- Starring: Nina Conti Simon Farnaby Tom Meeten David Mitchell Rhys Thomas Tony Way
- Opening theme: by Steven Burge
- Country of origin: United Kingdom
- No. of episodes: 6

Production
- Executive producer: Alan Marke
- Running time: 22 minutes

Original release
- Network: Channel 4
- Release: 2006

= Blunder (TV series) =

Blunder is a Channel 4 comedy sketch series from 2006 that originally aired on E4. One series of six episodes aired.

==Characters==

| Character |  | Played by |
|---|---|---|
| The Baron | A hyperactive puerile madman who claims to be the most evil man in the world.
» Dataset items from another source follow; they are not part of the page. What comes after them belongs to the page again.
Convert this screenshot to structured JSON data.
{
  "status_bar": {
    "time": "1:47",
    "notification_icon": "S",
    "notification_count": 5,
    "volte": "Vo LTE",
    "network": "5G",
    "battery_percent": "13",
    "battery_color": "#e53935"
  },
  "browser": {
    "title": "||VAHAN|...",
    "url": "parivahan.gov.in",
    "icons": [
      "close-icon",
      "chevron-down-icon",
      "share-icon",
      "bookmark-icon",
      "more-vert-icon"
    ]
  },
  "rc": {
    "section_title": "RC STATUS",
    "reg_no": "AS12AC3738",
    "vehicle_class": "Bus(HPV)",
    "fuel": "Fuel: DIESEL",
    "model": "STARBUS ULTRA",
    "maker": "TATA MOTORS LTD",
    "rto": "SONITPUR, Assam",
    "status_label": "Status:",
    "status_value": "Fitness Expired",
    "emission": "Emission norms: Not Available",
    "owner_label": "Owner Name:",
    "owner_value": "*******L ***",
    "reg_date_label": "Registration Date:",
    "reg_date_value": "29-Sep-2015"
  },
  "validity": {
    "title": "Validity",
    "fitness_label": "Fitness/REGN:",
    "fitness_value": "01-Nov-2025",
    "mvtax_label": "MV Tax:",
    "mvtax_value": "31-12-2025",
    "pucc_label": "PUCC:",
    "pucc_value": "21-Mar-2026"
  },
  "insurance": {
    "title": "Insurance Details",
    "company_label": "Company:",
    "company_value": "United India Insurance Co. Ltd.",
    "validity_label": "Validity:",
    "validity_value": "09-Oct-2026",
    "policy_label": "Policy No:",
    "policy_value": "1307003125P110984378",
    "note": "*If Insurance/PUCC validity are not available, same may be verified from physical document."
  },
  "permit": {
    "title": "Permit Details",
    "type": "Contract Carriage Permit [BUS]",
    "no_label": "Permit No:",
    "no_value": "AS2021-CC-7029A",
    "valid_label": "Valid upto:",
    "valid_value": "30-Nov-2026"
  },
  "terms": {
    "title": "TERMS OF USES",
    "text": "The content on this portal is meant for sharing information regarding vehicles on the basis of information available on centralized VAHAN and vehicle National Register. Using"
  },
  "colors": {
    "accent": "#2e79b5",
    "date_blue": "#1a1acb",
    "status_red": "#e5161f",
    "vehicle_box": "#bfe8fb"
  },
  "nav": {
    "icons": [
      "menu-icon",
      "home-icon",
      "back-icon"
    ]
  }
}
He notably tires out towards the end, and often finishes attempting to leave the stage in a strange fashion. | Tom |
| Karate Johnson | A martial arts expert who tells morality tales, ending with his catchphrase "This is karate" and following it up with a flurry of kicks which reveal too much seemingly accidentally at first, but it becomes more deliberate as the series goes on. | Tom |
| Franco Franco | A Euro-style crooner who sings inappropriate and nonsensical songs about his unfortunate family. | Tom |
| Colonel Rudd | A maverick wannabe vet who ill-advisedly uses his animal practices on humans. | David |
| Edgar Ford | A doddery old man, who's "unlikely to make it to Christmas". | David |
| Nigel Livid | A man who is constantly annoyed by today's poor TV shows. He storms the Channel 4 offices, only to realise he should stop watching them in the first place. | David |
| Mr. Pratt | The swimming teacher with the barnacle head. | Tony |
| Tollund Man | A 2,000-year-old peat bog man who has come back to life. | Rhys |
| Malibu Man | The Malibu man gets randy on Malibu rum and tries it on with a member of the audience. When they refuse his offers he turns to the camera and says "Oh, blow!". | Rhys |
| Frank | A man who wants to perform a bodily function, such as farting, but refuses to do it in a public place because it's "disrespectful", and says he'll be "back in da minute". He ends up carrying out his function inappropriately, and is frowned upon by a man in a bowler hat and moustache (David Mitchell). | Rhys |
| Mr Whippy | A domineering father who won't let his son (Rhys) get a word in. The sketch usually ends with Mr Whippy attacking his son. | Tony |
| Emperor Boswellox | He has conquered moons along with his followers, but his memory isn't quite so superhuman. He asks each member of his group if they would like a particular food item, such as a poppadom or a falafel, before moving on to the audience. | Tony |
| Trish | A woman who can only talk in a "comedy" language. | Nina |
| Pru the Bored Housewife | who does unspeakable things with household appliances. | Nina |
| Stuart Ogilvy | A frustrated middle-aged, middle-class golfer who literally gets steamed up about what's wrong with society. He makes several references about the "gowlf clerb". | Simon |
| Mighty Mouse | A racehorse who is unlucky in love. | Simon |
| Singing Cat | Taking place in a car, a singing cat puppet sings (meows) a tune from a TV soap such as Coronation Street, and the owner (Tony) utters obscenities at it. In later episodes, however, the cat would sing a popular tune ("Vienna" by Ultravox), and the owner would join in. This was shown at the credits of each episode. | Tony |

==The Baron==
The Baron was infamous for his use of obscene language. Channel 4 were criticised by Ofcom for allowing this to be aired. Channel 4 said in their defence that a lot of other more offensive bad language had been used in the same time slot. Channel 4 issued a spoof apology at the end of the second episode which was interrupted by a barrage of insults from the Baron.